Montana carved niche in defenses
Published 12:00 am Friday, July 28, 2000
The Associated Press
CANTON – Playing in a quarterback era of strong arms and long touchdowns, Joe Montana never felt a need to pitch every pass far downfield.
Friday, July 28, 2000
CANTON – Playing in a quarterback era of strong arms and long touchdowns, Joe Montana never felt a need to pitch every pass far downfield. Instead, he chewed up defenses in small gulps and when he was done, he had passed for over 40,000 yards and first-ballot induction into the Pro Football Hall of Fame.
Montana, who directed the San Francisco 49ers to four Super Bowl championships and won the game’s MVP award three times, will be honored Saturday with longtime teammate Ronnie Lott, defensive lineman Howie Long, linebacker Dave Wilcox and Pittsburgh owner Dan Rooney.
A third-round draft choice out of Notre Dame in 1979, Montana crafted a brilliant career. He was the fourth quarterback to go in that draft behind Jack Thompson, Phil Simms and Steve Fuller, each picked in the first round, each equipped with long-pass capabilities.
”Some guys don’t want to throw the ball five yards,” Montana said. ”I’m not a guy to throw 30 yards downfield all the time.
”At Notre Dame, we threw maybe 20 passes a game. Jack Thompson was throwing 50. How do you compete with that? I played within the system. I helped make the system run.”
He tries to keep the role of the quarterback in perspective.
”We get too much blame and too much credit, by far,” he said. ”What the quarterback is doing is so much more visible. He’s got that thing in his hands every time. Most of the negative things that happen, happen to him.”
Blaming the quarterback, Montana said, is the easy way out, sort of like blaming the mailman when a letter is lost. ”I was the mailman,” he said, ”not the U.S. Mail Department.
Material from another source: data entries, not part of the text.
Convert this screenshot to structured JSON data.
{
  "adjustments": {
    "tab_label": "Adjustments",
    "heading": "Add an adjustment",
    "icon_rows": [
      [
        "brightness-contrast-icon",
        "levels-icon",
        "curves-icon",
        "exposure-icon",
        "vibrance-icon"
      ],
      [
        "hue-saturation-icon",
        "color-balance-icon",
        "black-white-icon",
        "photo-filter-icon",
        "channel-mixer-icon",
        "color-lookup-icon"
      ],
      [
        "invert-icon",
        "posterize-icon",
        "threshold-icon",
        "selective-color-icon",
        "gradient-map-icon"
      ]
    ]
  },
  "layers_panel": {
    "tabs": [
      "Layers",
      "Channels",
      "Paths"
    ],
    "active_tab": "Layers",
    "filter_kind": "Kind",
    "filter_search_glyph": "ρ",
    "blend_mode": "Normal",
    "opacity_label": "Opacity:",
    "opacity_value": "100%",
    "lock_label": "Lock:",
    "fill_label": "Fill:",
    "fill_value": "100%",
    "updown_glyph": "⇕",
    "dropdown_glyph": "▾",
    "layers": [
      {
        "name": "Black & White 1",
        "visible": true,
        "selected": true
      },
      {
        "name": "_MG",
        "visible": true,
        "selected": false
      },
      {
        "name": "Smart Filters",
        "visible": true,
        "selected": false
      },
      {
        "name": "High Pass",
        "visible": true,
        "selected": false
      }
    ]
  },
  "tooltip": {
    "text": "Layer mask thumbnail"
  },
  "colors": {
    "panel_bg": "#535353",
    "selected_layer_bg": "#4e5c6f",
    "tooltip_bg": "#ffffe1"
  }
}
”For me to throw four touchdown passes, I’ve got to have protection. I just had to get it to the right person at the right time. Once I throw the ball, somebody’s got to catch it. Now, somebody else has to stop the other team. Ask Dan Marino what it’s like to score 30 points and lose. Football is the ultimate team sport.”
Montana lived for the games.
”Nothing comes close to a Sunday afternoon, the ups and downs,” he said. ”This is a game that gets to you in a special way. I’ve tried some other things. I like golf. I’ve done some things with horses. The race is over after 2 1/2 minutes. Then you talk about it for three hours.”
Instead, he played for three hours.
Montana was at his best in big games. He never threw an interception in 122 Super Bowl passes and had six 300-yard postseason passing games. His 3,409 completions ranked third all-time and his career passer rating of 92.3 still ranks second all-time.
”Football wasn’t easy,” he said. ”It was fun. When you have fun, a lot of people perceive it as easy. I was fortunate to be on a great team. I tried to treat every play, every down the same.”
All those plays, all those downs have brought him to the Hall of Fame. He has spent a long time trying to craft his acceptance speech.
”It’s one of the hardest things to try to put together,” he said. ”You go one way, then throw it away, go another way, then throw it away. They give you eight minutes.”
That’s six minutes more than Montana usually had for those late-game comebacks that made him one of the game’s greatest quarterbacks. He directed 31 of them in his career, perhaps the most famous the 92-yard march to the winning touchdown in the final minute of the 1989 Super Bowl against Cincinnati.
To Montana, that drive was no big deal. He was shooting for the 25-yard line and the tying field goal, then was prepared to take his chances in overtime. And he had no doubts that he’d get at least that far.
”You have to remember,” he said, ”every Thursday we practiced the two-minute drive against the best defense in the league, a terrific defense that knew all our audibles.”
That’s not to say he wasn’t aware of the situation and what was at stake. Still, in the midst of the drive, he took the time to point out actor John Candy on the sidelines, leaving lineman Harris Barton a bit flabbergasted about how cool the quarterback was.
”I tried to deal with my nerves,” Montana said. ”I tried to be the same person all the time. Nerves are good. I wanted to be nervous. If you don’t care, I hope you’re on the other side.”